Não é sempre que estamos lutando (mas convém ficar atento). Aqui se luta há muito tempo e se não digo que se luta desde sempre é por respeito a especificidades, mas num espectro mais amplo e menos atento às minúcias, é comum que se diga, sim, na boca dos populares, que só houve luta e não houve paz.

O que não impressiona ninguém.

O que impressiona é esse aspecto pacífico, de um bucolismo que faz o desatento crer se tratar da paisagem do paraíso, em que os sorrisos são trocados e os apertos de mão representam uma enorme camaradagem entre os vivos e os mortos e os que estão por vir (e morrer, assim por diante). É que até na guerra se constrói alguma civilidade. Há muito tempo lutam. Há muito tempo trocam tiros, antes disso lanças, antes disso pedras, antes disso punhos, antes disso qualquer coisa que possa ferir e matar. Não é o ódio que mantém essa base sólida, não, é outra coisa, o ódio é bom para tiro rápido e curto, é bom para injetar adrenalina e fazer correr, mas no longo prazo ele vai se desfazendo, ficando esquecido, e aí quem um dia atirou daqui para lá atira de lá para cá, e vice e versa, assim indo, perguntando, por fim, Por quê?, a pergunta maldita. Não é o ódio.

É a constância.

Manter as coisas em seu estado constante de movimento, sem nunca parar. Sempre havendo guerra. Sempre havendo luta.

Pode-se dizer que é possível o estado de constante movimento funcionar em sentido contrário, da paz, na inexistência da luta. Pode-se dizer, sim. E com razão. Só que para isso seria preciso interromper o movimento da luta, e esse começou primeiro, quando um irmão matou o outro e Eva fingiu surpresa e Adão não estava por perto, é só manter o motor quente e o movimento constante. Deus não fez nada com a leveza de uma bailarina.

Nem ódio, nem amor. Constância.

Ódio e amor são pequenezas das relações entre alguns, vai se construindo e se destruindo, alternando-se, cultiva, colhe, planta, apodrece, começa outra vez. A constância vai além de todos nós. Lutam há muito tempo, há muito, muito tempo.

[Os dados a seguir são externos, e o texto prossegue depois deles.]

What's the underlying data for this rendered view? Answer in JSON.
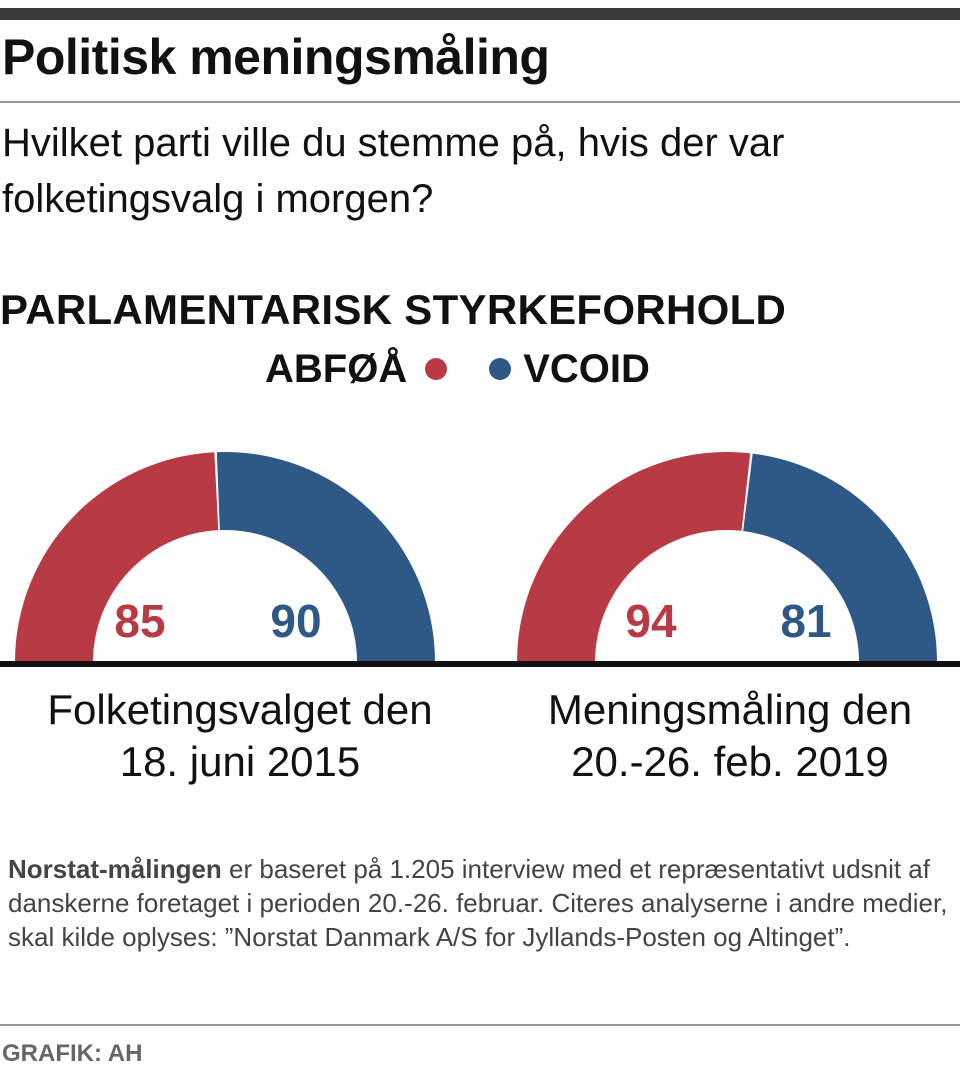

Por isso ao desavisado esses dois sentados conversando por sobre uma mesa em um pátio aberto pode fazer surgir a dúvida e questionar o que eu digo, Aqui não há guerra, diz a voz de quem observa. Aqui não há luta.

Ele (qualquer um dos dois, isso não importa) começou a guerrear cedo, quando foi capaz de segurar uma arma com as próprias mãos. A mãe o ensinou a atirar, ela que lutou muito e morreu lutando, como boa gente que era, e ela aprendeu com o pai, que aprendeu com a própria mãe, que aprendeu com a própria mãe, que aprendeu com o próprio pai, que também aprendeu com seu próprio pai, que aprendeu com a própria mãe, e assim se segue a árvore genealógica. Aprendeu o básico:

Não é sempre que estamos lutando (mas convém ficar atento).

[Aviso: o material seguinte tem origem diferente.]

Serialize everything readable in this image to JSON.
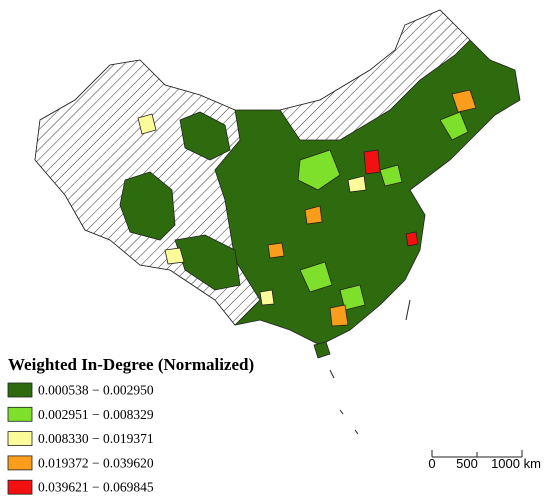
{
  "legend": {
    "title": "Weighted In-Degree (Normalized)",
    "items": [
      {
        "label": "0.000538 − 0.002950",
        "color": "#2e6b0e"
      },
      {
        "label": "0.002951 − 0.008329",
        "color": "#7ee02a"
      },
      {
        "label": "0.008330 − 0.019371",
        "color": "#fbfb9a"
      },
      {
        "label": "0.019372 − 0.039620",
        "color": "#fa9c1c"
      },
      {
        "label": "0.039621 − 0.069845",
        "color": "#f21010"
      }
    ]
  },
  "scale_bar": {
    "labels": [
      "0",
      "500",
      "1000 km"
    ]
  }
}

Aprendeu os três princípios basilares desta guerra infinita:

O inimigo é quem nós não somos.

Nós somos os inimigos daqueles que guerreamos.

A luta acaba quando acabarmos todos.

Só é preciso aprender e compreender e praticar, feito um exercício físico, deixando os músculos fortes. Repetir, repetir, repetir, repetir, repetir. Passando de geração para geração, correndo no próprio sangue. O inimigo é quem nós não somos: o inimigo é o outro. Nós somos os inimigos daqueles que guerreamos: a eles também é dado o direito de lutar contra nós. A luta acaba quando acabarmos todos: estamos aqui, não estamos? Por isso a guerra persiste.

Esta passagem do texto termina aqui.